Эмбер, однако, еще не развязался с девицей. Упомянув мимоходом, что Elsinore есть анаграмма от Roseline, что также не лишено возможностей, он возвращается к Офелии. Она ему нравится, сообщает он. Что бы там Гамлет ни говорил про нее, у девушки был шарм, надрывающий душу шарм: эти быстрые серо-голубые глаза, внезапный смех, ровные мелкие зубы, пауза, чтобы понять, не смеетесь ли вы над ней. Колени и икры, хоть и прелестные по форме, были чуть крупноваты в сравненьи с тонкими руками и легким бюстом. Ладони рук, как влажное воскресенье, и она носила на шее крестик, там, где маленькой изюминке ее плоти, сгущенному, но все прозрачному пузырьку голубиной крови, казалось, вечно грозила опасность быть рассеченным тонкой золотой цепочкой. И еще, ее утреннее дыхание, аромат нарциссов до завтрака и простокваши — после. Что-то неладное с печенью. Мочки ушей ее были голы, хоть и проколоты еле заметно — для миниатюрных кораллов, не для жемчужин. Сплетение этих деталей — острые локти, светлые-светлые волосы, тугие блестящие скулы и призрак светлого пуха (так нежно колючего с виду) в уголках ее рта — напоминает ему (говорит Эмбер, вспоминая детство) малокровную горничную-эстонку, чьи трогательно разлученные грудки бледно болтались в блузе, когда она наклонялась — низко, так низко, — чтоб подтянуть его полосатые чулки.
Тут Эмбер неожиданно возвышает голос до визга разгневанного отчаянья. Он говорит, что вместо этой аутентичной Офелии роль получила невозможная Глория Колокольникова, безнадежно пухлявая, с ротиком в виде туза червей.
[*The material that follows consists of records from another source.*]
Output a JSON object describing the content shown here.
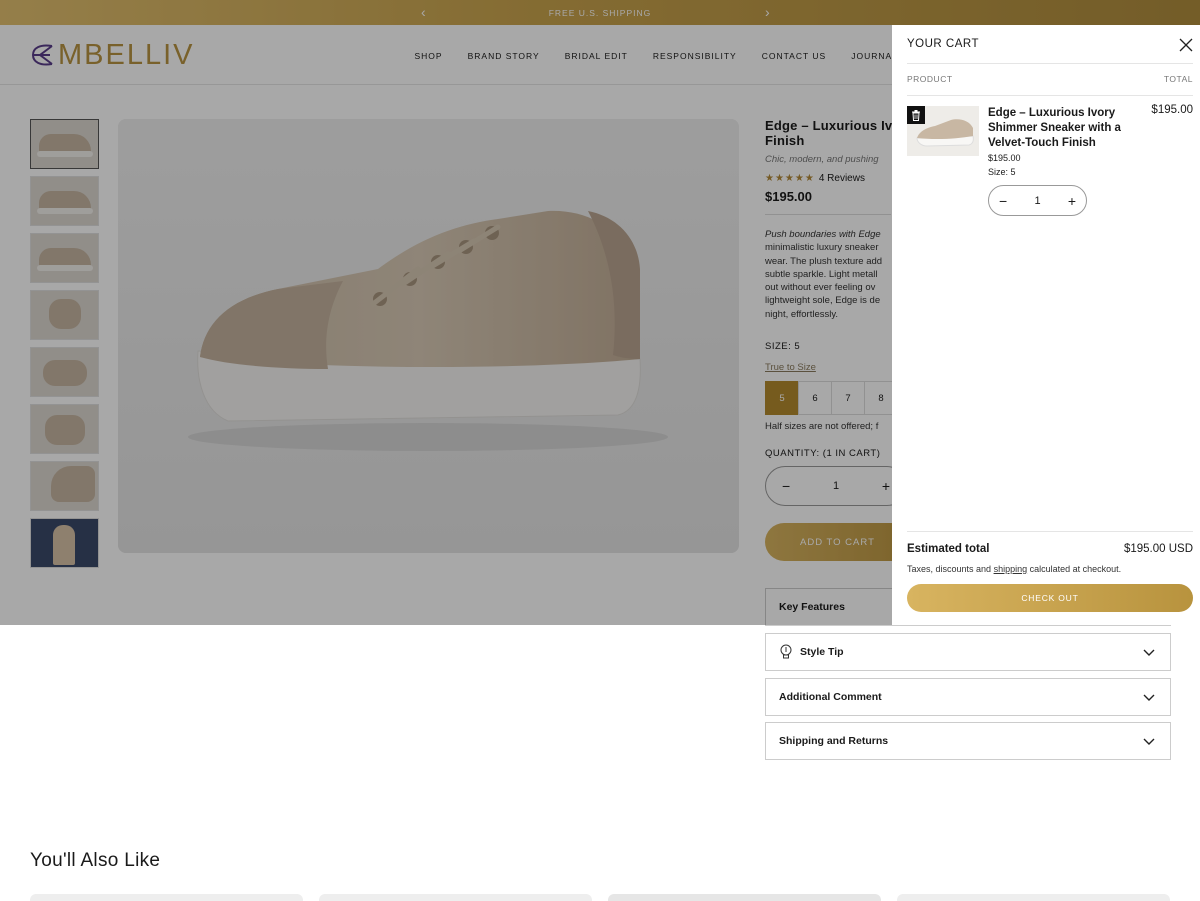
{
  "announcement": {
    "text": "FREE U.S. SHIPPING",
    "prev_icon": "chevron-left-icon",
    "next_icon": "chevron-right-icon"
  },
  "header": {
    "logo_text": "MBELLIV",
    "nav": [
      "SHOP",
      "BRAND STORY",
      "BRIDAL EDIT",
      "RESPONSIBILITY",
      "CONTACT US",
      "JOURNAL"
    ]
  },
  "product": {
    "title": "Edge – Luxurious Ivo",
    "title_line2": "Finish",
    "subtitle": "Chic, modern, and pushing",
    "rating_stars": 5,
    "reviews": "4 Reviews",
    "price": "$195.00",
    "description_italic": "Push boundaries with Edge",
    "description_lines": [
      "minimalistic luxury sneaker",
      "wear. The plush texture add",
      "subtle sparkle. Light metall",
      "out without ever feeling ov",
      "lightweight sole, Edge is de",
      "night, effortlessly."
    ],
    "size_label": "SIZE: 5",
    "true_to_size": "True to Size",
    "sizes": [
      "5",
      "6",
      "7",
      "8"
    ],
    "selected_size": "5",
    "half_sizes_note": "Half sizes are not offered; f",
    "quantity_label": "QUANTITY: (1 IN CART)",
    "quantity": "1",
    "add_to_cart": "ADD TO CART"
  },
  "accordions": {
    "key_features": "Key Features",
    "style_tip": "Style Tip",
    "additional_comment": "Additional Comment",
    "shipping_returns": "Shipping and Returns"
  },
  "also_like": {
    "heading": "You'll Also Like"
  },
  "cart": {
    "title": "YOUR CART",
    "col_product": "PRODUCT",
    "col_total": "TOTAL",
    "item": {
      "name": "Edge – Luxurious Ivory Shimmer Sneaker with a Velvet-Touch Finish",
      "line_total": "$195.00",
      "unit_price": "$195.00",
      "size": "Size: 5",
      "quantity": "1"
    },
    "estimated_label": "Estimated total",
    "estimated_value": "$195.00 USD",
    "tax_before": "Taxes, discounts and ",
    "tax_link": "shipping",
    "tax_after": " calculated at checkout.",
    "checkout": "CHECK OUT"
  },
  "colors": {
    "gold": "#b89442",
    "gold_button": "#c9a44d",
    "selected_size": "#b48b2e"
  }
}
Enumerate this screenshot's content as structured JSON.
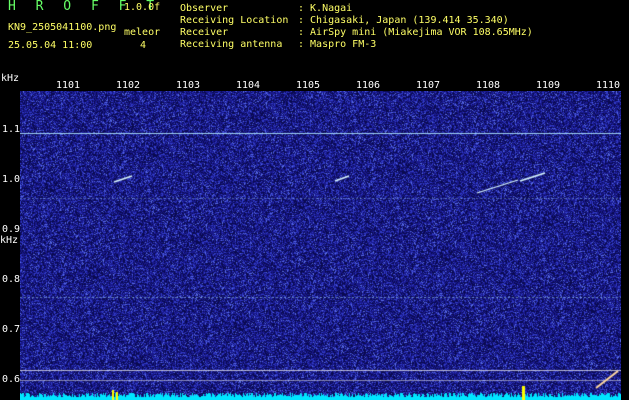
{
  "header": {
    "title": "H R O F F T",
    "version": "1.0.0f",
    "filename": "KN9_2505041100.png",
    "algorithm": "meleor",
    "datetime": "25.05.04 11:00",
    "count": "4"
  },
  "info": [
    {
      "label": "Observer",
      "value": ": K.Nagai"
    },
    {
      "label": "Receiving Location",
      "value": ": Chigasaki, Japan (139.414 35.340)"
    },
    {
      "label": "Receiver",
      "value": ": AirSpy mini (Miakejima VOR 108.65MHz)"
    },
    {
      "label": "Receiving antenna",
      "value": ": Maspro FM-3"
    }
  ],
  "axis": {
    "x_unit": "kHz",
    "y_unit_label": "kHz",
    "x_ticks": [
      "1101",
      "1102",
      "1103",
      "1104",
      "1105",
      "1106",
      "1107",
      "1108",
      "1109",
      "1110"
    ],
    "y_ticks": [
      "1.1",
      "1.0",
      "0.9",
      "0.8",
      "0.7",
      "0.6"
    ]
  },
  "colors": {
    "background": "#1a1a8c",
    "noise_low": "#0b0b5a",
    "noise_high": "#3a46d0",
    "signal": "#aee6ff",
    "meteor": "#d9f7ff",
    "bottom_bar": "#00e5ff",
    "header_yellow": "#ffff66",
    "header_green": "#66ff66"
  }
}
Его особенно распаляют оранжерейные лилии и гвоздики, которые выдает ей дирекция, чтобы ей было, с чем поиграть в сцене «безумия». Она и режиссер — ну, точно, как Гете, — воображают Офелию в виде банки с персиковым компотом: «все ее существо купалось в сладко созревшей страсти», — говорит Иоганн Вольфганг{94}, нем. поэт, ром., драм. и фил. О ужас!
— Или ее папаша… Все мы знаем и любим его, не так ли? чего уж проще, его-то сделать как следует: Полоний-Панталоний, приставучий старый дурак в стеганном халате, шаркающий ковровыми тапками вслед за очками, свисающими с кончика носа, пока он переваливается из комнаты в комнату, неопределенно женоподобный, совмещающий папу и маму, гермафродит с комфортабельным задом евнуха, — а у них взамен долговязый, чопорный мужчина, игравший когда-то Меттерниха в «Вальсах мира» и возжелавший до конца своих дней остаться коварным и мудрым государственным мужем. О ужас, ужас, ужас!{95}
Но худшее еще впереди. Эмбер просит друга подать ему некую книгу, — нет, красную. Извини, другую красную{96}.
— Как ты, возможно, заметил, Вестовой упоминает какого-то Клавдио, передавшего ему письма, которые Клавдио «получил… от тех, кто их принес (с корабля)». Более эта персона в пьесе не упоминается. Теперь откроем вторую книгу великого Гамма. Что он делает? Да, это здесь. Он берет этого Клавдио и — ладно, ты только послушай.